Installé en banlieue parisienne depuis 1985, « intellectuel citoyen », Abdellatif Laâbi n’a de cesse de dénoncer, par ses poèmes, pièces de théâtres, romans, livres pour la jeunesse, le despotisme et les intolérances de toutes sortes, restant fragile dans la fureur du temps, perméable, c’est-à-dire humain, simplement vivant, de chanceler, tomber, se relever, continuer à marcher, mieux, plus mal, autrement.
Publiée à l’occasion des cinquante ans de la collection Poésie/Gallimard – dirigée par André Velter depuis 1998 – L’arbre à poèmes est une anthologie personnelle, dont l’empan chronologique couvre deux décennies de travail sur le vers (1992-2012).
Poème inaugural du recueil, « Le soleil se meurt » dit l’effort d’être humain quand le désastre règne : « Qui parle / de refaire le monde ? / On voudrait simplement / le supporter / avec une brindille / de dignité / au coin des lèvres »
Le constat est amer – « Seuls les chiens continuent à rêver / tout au long des après-midi et des nuits » – le ciel reste muet, et la poésie est un « grand feu de veille ».
Le désert croît, se déplace, s’engouffre dans le « sexe écartelé / où éclot le nouveau-né ».
Pourtant, le lyrisme insiste – chant des mots – comme l’espoir, ou l’humour, salvateur : « Au lieu d’ouvrir une mangue / avec un couteau / pourquoi ne pas essayer / les caresses ? »
Petits riens proches de ceux de Capitale de la douleur, de Paul Eluard, les aphorismes, noblesse des « miettes sous la table », font mouche, et retournent le mal en faveur : « La mort guette / la vie aussi ».
L’aimée est aussi bien parole que femme de chair, à qui le poète-messager confie l’enfant encore tapi en lui, ou les peines qu’exige Satan, « Iblis pour les intimes », que le cri des mots sur la page fera peut-être fuir, ou se tordre sous l’établi.

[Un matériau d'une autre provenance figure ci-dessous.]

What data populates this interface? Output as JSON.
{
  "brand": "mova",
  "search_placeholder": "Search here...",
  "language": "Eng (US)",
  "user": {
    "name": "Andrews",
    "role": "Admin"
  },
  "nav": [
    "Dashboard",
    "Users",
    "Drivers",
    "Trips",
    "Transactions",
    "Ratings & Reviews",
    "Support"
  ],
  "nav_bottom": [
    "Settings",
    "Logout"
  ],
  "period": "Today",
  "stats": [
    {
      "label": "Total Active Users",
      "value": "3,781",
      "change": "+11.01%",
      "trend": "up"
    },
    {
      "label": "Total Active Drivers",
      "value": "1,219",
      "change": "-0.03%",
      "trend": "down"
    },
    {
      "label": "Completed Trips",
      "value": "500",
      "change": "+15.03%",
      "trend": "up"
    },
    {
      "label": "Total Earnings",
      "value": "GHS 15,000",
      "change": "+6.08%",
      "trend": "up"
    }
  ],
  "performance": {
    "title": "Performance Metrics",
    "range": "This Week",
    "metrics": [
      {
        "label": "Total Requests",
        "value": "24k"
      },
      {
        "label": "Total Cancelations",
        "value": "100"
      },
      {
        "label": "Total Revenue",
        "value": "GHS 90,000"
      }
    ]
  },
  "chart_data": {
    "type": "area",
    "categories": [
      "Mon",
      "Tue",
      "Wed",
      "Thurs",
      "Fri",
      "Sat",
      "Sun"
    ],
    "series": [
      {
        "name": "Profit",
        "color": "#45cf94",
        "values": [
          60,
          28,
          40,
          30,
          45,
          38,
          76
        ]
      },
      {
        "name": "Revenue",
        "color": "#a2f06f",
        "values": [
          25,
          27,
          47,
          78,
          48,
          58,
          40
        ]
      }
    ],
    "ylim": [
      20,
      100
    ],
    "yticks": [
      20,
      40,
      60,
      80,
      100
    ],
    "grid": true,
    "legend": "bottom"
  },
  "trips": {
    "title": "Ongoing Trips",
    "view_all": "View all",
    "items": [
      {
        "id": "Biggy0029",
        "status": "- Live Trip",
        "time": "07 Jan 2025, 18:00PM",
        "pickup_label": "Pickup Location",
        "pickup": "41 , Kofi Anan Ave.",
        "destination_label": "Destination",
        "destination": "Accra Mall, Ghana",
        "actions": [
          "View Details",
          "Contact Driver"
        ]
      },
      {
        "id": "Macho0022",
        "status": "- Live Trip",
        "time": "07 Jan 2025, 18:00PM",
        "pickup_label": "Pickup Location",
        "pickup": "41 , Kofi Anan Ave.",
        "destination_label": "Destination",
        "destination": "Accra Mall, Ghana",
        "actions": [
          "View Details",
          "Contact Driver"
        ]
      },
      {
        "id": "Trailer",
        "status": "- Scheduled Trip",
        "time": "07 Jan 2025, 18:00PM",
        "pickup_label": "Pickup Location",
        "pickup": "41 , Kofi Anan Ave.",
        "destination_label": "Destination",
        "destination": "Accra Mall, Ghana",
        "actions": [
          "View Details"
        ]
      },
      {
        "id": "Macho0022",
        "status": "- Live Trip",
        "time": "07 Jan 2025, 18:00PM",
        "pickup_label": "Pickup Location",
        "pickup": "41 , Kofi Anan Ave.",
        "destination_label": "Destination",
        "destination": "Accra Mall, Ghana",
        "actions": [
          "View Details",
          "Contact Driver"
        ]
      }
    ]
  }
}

L’écriture de nécessité se nourrit d’un sentiment d’exil ontologique (« J’émigre en vain »). On ne s’échappe pas. Condamnés à la fraternité, non ? « Alors / tends-moi la main / donne-moi la clé / dont tu n’as que faire ».
D’une grande vivacité formelle, la poésie d’Abdellatif Laâbi s’invente au nom de la dignité humaine, d’un horizon de paix sur fond de guerre permanente (la meute des assassins n’est jamais repue), d’un partage de pudeurs et de drames personnels.
On sort du tunnel-ordalie, cœur et mains serrés, que dénoue une confiance absolue dans la vie, la lumière, « la flèche de l’infini ».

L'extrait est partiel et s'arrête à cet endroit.